The Cultural Revolution, a decade of political upheaval launched in 1966 by China’s then-leader Mao Zedong (毛澤東), saw violent campaigns against “superstitious” practices in which spirit masters were beaten and abused.
Shamans in Qiuka hid their books during the turmoil, retrieving them only when campaigns relaxed in the 1980s.
Demand for their services surged in the following decades as market reforms undermined China’s public healthcare system and medical costs skyrocketed.
Even in a tiny village like Qiuka, with just a few hundred residents, several men identify themselves as spirit masters.
“People will look for me if they get sick... Ancient people left us this book... To attract spirits, you need to use blood. It can be a little scary,” said Zhao Fukai, a grey-haired man in his 60s, cradling a thick yellowed tome.
However, in the mountain villages of Guangxi one section of the population is visible by its absence — young people.

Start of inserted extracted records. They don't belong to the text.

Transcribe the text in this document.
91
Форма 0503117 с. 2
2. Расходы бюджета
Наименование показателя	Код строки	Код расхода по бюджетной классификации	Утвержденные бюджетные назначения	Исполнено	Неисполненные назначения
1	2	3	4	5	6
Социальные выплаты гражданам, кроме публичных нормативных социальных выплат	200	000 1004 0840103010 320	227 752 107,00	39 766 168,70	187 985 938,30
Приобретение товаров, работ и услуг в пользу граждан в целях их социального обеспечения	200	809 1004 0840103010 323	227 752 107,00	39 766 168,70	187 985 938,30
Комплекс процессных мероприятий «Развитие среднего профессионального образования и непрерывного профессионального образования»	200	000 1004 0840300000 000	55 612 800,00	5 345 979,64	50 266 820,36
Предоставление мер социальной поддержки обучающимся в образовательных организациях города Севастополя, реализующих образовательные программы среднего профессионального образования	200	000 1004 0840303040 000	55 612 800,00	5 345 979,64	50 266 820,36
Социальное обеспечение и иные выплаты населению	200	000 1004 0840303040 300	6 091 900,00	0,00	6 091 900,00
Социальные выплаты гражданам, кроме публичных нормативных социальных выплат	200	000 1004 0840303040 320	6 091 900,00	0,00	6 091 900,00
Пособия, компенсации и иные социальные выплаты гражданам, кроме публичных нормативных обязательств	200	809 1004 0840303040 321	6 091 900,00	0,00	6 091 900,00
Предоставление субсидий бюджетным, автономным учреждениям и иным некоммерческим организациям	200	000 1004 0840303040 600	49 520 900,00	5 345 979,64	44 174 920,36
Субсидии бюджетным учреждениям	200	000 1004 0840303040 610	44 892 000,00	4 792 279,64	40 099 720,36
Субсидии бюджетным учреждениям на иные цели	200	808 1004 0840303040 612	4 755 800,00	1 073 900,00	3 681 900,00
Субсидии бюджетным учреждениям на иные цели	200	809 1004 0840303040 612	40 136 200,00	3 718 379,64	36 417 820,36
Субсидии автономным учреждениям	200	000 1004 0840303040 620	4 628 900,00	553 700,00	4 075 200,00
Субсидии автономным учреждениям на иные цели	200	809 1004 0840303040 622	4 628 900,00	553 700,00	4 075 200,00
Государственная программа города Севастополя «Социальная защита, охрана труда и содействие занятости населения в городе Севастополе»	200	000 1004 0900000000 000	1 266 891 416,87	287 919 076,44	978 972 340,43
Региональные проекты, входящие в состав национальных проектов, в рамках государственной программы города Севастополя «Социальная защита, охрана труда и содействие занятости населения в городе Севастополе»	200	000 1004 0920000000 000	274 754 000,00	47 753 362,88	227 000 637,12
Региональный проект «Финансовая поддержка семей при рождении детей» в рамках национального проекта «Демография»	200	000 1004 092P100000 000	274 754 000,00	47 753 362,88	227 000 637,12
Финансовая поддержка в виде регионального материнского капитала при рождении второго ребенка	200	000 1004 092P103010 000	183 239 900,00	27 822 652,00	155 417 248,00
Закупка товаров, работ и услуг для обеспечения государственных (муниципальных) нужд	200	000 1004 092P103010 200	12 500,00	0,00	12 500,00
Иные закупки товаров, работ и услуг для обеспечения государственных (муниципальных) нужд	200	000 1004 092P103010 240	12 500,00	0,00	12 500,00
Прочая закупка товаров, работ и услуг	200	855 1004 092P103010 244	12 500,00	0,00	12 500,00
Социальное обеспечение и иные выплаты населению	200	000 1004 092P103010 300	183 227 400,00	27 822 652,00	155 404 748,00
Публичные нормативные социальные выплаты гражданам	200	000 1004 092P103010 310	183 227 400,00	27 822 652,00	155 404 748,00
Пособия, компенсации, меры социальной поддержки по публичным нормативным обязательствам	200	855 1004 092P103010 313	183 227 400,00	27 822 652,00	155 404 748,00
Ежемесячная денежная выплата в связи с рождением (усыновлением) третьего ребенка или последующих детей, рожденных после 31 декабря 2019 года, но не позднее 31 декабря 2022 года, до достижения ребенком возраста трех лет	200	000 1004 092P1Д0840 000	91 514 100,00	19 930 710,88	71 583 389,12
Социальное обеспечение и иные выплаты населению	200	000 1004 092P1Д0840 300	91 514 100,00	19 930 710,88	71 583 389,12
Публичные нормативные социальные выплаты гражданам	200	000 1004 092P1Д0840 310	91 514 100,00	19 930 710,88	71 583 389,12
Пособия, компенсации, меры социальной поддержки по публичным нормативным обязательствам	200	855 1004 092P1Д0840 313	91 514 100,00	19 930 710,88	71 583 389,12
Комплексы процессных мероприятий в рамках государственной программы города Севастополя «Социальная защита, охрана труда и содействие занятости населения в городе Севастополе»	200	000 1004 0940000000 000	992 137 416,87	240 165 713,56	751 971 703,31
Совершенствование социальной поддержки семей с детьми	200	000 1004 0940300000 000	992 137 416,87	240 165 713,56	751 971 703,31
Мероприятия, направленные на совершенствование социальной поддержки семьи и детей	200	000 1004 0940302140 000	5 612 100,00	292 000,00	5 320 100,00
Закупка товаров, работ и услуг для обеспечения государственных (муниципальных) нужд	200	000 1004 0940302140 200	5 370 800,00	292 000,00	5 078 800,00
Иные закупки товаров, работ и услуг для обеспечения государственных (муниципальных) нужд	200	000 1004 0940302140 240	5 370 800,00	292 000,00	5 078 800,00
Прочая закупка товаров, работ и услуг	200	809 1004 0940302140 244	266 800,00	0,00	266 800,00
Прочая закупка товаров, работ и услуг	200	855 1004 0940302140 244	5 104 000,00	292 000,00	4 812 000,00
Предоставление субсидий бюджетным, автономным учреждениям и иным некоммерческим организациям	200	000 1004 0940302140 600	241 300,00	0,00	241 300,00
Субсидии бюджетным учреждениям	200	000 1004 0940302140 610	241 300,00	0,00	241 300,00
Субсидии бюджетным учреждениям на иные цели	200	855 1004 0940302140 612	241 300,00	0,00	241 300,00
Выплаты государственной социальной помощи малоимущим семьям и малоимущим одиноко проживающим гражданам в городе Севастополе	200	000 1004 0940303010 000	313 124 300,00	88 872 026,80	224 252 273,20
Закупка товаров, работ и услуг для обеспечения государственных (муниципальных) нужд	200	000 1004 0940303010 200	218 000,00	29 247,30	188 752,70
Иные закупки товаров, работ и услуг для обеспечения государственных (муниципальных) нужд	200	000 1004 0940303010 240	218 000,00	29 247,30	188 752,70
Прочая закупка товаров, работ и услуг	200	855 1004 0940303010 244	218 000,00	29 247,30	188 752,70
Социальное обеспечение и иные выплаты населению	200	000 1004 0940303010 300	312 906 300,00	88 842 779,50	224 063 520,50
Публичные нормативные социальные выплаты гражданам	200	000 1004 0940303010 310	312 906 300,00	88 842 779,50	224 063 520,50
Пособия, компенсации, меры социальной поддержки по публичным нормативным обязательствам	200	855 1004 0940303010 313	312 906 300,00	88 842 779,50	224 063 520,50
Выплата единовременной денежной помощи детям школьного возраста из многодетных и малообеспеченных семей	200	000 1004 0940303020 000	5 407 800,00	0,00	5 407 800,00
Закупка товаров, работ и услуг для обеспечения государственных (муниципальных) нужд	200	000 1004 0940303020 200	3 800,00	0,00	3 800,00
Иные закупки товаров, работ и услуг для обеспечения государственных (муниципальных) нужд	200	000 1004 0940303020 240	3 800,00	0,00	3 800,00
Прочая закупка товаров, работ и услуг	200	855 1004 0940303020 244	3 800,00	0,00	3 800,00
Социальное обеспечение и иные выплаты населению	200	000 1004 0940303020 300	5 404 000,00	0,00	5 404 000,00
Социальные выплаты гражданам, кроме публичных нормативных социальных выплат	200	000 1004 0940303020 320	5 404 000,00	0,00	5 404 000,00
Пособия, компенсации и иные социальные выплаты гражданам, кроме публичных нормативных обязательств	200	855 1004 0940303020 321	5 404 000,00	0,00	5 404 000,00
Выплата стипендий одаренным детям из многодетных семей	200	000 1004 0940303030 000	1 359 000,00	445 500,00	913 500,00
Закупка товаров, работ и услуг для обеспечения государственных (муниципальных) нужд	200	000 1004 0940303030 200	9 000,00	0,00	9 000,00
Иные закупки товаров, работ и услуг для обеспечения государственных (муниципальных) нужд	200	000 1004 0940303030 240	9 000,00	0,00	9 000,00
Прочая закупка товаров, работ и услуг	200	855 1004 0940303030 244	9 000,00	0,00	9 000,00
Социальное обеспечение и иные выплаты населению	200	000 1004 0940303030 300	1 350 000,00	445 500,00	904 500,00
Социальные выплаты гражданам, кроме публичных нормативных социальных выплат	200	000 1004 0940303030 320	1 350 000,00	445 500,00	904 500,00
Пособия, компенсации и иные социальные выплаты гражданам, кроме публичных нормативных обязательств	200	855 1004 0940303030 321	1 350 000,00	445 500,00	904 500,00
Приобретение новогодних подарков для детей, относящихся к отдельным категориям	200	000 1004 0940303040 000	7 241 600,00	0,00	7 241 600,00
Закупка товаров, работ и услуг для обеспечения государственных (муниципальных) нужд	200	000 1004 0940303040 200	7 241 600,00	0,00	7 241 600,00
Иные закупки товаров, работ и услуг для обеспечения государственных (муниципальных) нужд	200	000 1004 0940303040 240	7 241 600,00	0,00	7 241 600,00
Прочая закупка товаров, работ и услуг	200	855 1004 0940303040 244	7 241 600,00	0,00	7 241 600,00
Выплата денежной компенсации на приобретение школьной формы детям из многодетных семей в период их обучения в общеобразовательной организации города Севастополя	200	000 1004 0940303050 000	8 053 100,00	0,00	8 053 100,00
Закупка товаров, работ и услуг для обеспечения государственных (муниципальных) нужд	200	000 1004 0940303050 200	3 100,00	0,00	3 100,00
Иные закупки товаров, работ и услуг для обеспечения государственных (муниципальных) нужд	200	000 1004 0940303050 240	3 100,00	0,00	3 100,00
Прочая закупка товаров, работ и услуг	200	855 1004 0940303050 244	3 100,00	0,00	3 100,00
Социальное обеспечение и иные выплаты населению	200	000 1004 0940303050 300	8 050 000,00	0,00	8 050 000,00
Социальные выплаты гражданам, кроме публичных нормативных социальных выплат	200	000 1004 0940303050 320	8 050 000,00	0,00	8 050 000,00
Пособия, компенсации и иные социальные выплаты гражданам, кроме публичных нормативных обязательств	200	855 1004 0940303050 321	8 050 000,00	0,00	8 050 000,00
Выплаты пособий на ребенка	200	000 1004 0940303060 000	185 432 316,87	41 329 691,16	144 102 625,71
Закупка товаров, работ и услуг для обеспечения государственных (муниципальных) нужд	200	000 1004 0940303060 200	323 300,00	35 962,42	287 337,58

Nearly all of the remote village’s youth leave after graduating middle school, looking for work in cities which pay better than local jobs in farming or forestry.
China is set to add 300 million to its urban population over the next decade, a process bound to leave thousands of villages virtually empty.
Shamans in Qiuka fear that no one would learn the rites passed down to them.
Village traditions elsewhere, from theater to martial arts, face the same threat of extinction as China urbanizes.
“You can obviously make much more money working outside the village, you can’t earn much doing this,” shaman Zhao Jintai said.
He looked at his middle-aged son, who remains in the village due to an industrial accident but claims “not to believe” in the magic practiced by his father.
Yang Shengwen, a local researcher who has studied shamanic traditions in the region, said the practice would suffer as villages empty.
“Shamanism hasn’t vanished, but it’s a trend we are worried about, especially because of young people going to cities to work... In 30 years, they will be there, but after that, it’s hard to say,” he said.
From his mountaintop perch, Zhao admitted seeing fewer patients in recent years, giving a cryptic explanation.
“The spirits have left, so I communicate with them less,” he said.